Dr Winzoski argues there was the tarnished public image and legally costly involvement in the Vietnam war, which the business was still recovering from. Also the chemical industry had grown exponentially, going from a $27.7 billion trade in 1960 to a $295 billion industry in 1989. The most recent offer from the Government ($124.5 million) for the binary modernization project, given much would have been allocated to Department of Defense operated facilities, maybe was just not lucrative enough to sugar the pill.
The business was also influenced by public opposition, as Karen Winzoski illustrates with an example; the editor of ‘Chemtech’ journal recounted incidents occurring in the late 1960s which really impacted – students on one campus had made the Dow recruiter feel most unwelcome, because the company was making napalm.
Dr Karen Winzoski’s analysis reveals the truth behind US posturing on chemical weapons. They appear to be taking the moral high ground.

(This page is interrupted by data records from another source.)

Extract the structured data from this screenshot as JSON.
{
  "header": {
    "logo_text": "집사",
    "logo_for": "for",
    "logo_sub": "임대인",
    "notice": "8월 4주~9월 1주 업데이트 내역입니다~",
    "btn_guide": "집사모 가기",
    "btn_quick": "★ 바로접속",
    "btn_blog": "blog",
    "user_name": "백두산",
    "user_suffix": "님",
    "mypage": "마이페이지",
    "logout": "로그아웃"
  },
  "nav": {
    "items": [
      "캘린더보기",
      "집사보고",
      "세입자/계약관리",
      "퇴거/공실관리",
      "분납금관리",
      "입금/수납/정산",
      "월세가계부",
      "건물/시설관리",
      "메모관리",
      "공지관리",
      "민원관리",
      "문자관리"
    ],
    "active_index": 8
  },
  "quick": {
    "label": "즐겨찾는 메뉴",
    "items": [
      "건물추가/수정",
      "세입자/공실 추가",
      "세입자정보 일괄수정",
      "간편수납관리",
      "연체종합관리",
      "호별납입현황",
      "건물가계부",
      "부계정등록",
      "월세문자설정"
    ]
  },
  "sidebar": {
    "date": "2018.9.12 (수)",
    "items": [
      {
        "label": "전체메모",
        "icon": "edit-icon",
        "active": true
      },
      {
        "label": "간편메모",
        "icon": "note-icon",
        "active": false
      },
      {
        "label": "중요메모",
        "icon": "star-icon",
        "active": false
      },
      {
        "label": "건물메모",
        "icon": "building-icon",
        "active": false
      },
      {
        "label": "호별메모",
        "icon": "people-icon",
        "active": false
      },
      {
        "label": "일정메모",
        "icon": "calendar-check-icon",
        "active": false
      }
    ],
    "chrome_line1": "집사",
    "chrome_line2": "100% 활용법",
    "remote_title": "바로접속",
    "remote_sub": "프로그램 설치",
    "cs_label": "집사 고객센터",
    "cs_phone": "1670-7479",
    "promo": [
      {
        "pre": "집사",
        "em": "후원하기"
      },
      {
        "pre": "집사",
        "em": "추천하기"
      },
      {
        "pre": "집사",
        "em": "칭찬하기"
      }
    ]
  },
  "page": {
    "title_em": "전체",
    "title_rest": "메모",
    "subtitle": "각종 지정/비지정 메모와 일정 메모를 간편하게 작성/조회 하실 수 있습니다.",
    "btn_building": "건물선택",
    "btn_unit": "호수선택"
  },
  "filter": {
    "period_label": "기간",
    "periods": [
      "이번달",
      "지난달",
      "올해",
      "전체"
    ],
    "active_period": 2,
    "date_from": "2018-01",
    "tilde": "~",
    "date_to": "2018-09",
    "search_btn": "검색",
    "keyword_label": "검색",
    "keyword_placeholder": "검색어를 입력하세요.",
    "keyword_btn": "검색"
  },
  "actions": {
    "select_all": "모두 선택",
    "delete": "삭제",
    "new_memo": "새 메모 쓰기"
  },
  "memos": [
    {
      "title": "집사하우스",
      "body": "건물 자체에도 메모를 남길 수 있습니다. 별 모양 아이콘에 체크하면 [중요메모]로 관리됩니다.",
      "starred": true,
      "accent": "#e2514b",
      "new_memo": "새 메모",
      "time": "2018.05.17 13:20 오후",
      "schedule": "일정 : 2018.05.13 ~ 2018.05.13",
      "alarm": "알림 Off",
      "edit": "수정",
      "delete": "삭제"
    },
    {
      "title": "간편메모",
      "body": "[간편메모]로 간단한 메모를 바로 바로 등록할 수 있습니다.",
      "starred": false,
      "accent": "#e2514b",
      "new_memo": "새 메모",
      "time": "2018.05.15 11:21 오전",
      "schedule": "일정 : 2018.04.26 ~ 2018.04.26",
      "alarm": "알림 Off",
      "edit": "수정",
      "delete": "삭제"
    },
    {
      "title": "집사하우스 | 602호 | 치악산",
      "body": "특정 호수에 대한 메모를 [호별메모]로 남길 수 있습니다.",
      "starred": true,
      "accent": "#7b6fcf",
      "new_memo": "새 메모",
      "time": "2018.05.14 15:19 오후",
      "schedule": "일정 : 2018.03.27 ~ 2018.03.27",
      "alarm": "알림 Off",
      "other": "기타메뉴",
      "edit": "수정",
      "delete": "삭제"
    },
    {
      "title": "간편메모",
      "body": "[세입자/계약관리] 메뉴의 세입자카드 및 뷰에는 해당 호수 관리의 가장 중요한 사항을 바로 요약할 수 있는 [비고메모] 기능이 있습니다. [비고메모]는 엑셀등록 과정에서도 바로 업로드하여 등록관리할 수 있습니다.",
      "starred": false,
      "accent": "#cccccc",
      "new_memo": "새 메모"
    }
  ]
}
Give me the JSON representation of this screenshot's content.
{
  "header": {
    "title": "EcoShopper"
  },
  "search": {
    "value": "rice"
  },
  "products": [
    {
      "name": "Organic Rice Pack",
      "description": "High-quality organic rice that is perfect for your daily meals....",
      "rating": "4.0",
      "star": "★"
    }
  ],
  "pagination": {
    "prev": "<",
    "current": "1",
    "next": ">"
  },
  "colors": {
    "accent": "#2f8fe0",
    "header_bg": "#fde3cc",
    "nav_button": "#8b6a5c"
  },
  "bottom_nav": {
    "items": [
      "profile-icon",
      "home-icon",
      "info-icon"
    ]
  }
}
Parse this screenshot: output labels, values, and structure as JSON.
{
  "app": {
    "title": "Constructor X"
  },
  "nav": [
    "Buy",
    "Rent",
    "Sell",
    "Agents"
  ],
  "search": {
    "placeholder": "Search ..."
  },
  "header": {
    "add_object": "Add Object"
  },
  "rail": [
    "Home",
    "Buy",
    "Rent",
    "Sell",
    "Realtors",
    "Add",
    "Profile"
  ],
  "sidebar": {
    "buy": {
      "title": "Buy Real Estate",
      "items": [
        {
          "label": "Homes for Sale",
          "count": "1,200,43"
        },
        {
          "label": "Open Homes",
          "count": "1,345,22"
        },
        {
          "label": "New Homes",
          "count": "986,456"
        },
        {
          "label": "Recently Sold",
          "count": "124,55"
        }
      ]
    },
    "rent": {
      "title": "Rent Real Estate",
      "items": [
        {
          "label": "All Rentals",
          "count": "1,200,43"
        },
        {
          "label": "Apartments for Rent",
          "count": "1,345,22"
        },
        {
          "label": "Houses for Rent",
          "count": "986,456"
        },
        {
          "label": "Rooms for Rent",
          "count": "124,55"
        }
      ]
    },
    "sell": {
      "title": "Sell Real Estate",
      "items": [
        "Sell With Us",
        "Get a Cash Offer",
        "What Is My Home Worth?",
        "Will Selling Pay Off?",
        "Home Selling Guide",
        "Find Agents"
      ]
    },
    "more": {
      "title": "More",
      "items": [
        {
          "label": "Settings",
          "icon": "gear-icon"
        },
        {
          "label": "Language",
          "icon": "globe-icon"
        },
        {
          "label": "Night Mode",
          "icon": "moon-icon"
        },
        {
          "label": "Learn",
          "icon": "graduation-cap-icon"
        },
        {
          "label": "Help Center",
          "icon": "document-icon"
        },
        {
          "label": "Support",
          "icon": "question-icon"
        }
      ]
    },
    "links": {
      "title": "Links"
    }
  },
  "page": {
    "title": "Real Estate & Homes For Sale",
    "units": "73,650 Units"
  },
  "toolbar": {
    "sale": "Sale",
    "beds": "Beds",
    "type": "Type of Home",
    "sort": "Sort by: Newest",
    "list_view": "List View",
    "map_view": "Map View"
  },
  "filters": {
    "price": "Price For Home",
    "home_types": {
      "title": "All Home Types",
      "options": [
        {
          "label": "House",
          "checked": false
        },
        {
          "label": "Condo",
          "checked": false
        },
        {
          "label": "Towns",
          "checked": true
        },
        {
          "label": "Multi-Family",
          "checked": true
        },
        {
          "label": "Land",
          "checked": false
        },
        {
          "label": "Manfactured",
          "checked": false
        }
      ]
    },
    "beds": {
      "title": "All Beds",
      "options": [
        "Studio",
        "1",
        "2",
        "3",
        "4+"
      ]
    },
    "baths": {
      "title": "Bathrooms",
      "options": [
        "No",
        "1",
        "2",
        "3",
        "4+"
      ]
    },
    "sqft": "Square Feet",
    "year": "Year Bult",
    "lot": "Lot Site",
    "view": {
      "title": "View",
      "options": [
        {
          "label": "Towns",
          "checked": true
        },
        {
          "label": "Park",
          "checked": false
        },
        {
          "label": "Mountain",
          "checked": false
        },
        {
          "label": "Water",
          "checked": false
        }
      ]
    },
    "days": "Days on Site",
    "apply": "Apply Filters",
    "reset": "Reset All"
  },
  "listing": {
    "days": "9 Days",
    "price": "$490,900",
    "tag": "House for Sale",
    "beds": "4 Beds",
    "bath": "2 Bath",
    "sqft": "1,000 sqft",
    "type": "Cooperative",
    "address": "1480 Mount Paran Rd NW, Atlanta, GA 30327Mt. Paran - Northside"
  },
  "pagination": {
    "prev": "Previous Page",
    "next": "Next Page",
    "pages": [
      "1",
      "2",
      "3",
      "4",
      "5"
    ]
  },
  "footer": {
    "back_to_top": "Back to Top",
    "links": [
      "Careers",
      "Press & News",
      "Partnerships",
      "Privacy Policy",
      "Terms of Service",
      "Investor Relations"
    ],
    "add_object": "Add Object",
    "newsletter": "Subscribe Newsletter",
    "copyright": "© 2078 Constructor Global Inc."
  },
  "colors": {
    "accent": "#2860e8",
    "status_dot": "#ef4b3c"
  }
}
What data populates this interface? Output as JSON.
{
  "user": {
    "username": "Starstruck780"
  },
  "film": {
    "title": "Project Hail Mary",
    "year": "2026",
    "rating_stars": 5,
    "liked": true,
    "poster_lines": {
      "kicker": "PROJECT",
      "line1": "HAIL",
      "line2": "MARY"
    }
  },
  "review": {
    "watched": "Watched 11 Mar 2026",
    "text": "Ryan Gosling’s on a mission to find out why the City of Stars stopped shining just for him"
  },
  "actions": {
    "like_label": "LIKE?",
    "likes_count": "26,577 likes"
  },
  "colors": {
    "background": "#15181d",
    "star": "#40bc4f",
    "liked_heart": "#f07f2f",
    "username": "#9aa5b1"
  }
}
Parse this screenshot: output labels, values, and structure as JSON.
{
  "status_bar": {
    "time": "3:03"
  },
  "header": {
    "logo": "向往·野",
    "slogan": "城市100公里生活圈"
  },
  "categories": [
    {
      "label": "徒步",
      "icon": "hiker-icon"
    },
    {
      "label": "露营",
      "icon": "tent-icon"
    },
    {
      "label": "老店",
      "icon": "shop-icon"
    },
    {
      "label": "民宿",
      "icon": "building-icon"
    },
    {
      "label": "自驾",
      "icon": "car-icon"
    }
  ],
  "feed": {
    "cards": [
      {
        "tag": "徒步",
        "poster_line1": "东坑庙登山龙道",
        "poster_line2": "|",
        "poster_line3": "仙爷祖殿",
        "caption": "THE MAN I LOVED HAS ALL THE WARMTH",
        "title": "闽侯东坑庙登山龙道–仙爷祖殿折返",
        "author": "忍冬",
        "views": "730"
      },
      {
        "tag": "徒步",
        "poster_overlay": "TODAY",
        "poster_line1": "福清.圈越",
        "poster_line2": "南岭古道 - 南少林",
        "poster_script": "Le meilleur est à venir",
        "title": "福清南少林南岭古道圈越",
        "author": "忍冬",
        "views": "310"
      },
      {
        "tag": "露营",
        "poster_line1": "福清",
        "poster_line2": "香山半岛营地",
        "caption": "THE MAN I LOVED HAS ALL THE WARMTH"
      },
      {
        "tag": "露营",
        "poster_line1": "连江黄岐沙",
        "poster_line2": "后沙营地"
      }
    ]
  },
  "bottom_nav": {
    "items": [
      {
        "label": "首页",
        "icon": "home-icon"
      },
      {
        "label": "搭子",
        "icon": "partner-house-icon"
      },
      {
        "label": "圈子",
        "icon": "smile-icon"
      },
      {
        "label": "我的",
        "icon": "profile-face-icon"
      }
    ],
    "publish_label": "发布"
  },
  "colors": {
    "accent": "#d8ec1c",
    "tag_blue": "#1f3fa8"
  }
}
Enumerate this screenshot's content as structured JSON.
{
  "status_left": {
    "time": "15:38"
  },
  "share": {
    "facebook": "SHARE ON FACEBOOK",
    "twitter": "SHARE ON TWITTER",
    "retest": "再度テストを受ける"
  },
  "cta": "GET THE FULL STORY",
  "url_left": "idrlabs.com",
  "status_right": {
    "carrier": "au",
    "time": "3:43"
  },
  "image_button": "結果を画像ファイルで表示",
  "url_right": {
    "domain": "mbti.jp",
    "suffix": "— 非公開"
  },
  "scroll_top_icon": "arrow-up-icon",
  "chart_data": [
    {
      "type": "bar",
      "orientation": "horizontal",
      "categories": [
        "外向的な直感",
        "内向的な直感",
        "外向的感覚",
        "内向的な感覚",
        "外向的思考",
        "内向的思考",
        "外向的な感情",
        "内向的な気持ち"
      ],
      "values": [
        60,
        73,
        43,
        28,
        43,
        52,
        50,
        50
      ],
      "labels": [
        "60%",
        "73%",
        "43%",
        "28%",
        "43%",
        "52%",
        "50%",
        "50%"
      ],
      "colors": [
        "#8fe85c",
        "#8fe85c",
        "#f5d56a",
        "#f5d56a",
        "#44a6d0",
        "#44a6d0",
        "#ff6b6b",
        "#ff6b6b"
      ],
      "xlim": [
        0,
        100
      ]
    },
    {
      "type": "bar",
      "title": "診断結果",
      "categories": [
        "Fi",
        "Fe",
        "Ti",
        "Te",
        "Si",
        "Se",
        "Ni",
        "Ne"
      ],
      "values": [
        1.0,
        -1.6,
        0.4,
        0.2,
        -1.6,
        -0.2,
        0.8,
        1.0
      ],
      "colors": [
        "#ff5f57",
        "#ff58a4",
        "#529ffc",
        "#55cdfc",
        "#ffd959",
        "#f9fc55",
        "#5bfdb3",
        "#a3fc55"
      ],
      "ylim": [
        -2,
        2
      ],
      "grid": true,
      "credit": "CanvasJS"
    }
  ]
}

Yet the US Army which had been pushing for chemical weapons all along, had really been left high and dry, deserted by their own chemical industry.
The US public’s negative attitude to such weapons now made the chemical industry so nervous, they turned away from lucrative contracts. But the US Army continued pursuing stockpiles.
Dr Winzoski maintains that the Pentagon did not invoke the Defence Production Act to force the chemical industry into making chemical weapon precursors, because it realized that the chemical industry would use such a legal battle to make sure that Americans realized that it was the Army, not the chemical industry, that was responsible for chemical weapon production.
Ironically, it’s the US chemical industry, and its fear of public reaction, which has proved the bulwark against the US Army’s desire to develop and stockpile this arsenal.
We need to clear the smoke screen which surrounds chemical weapons, wherever they are.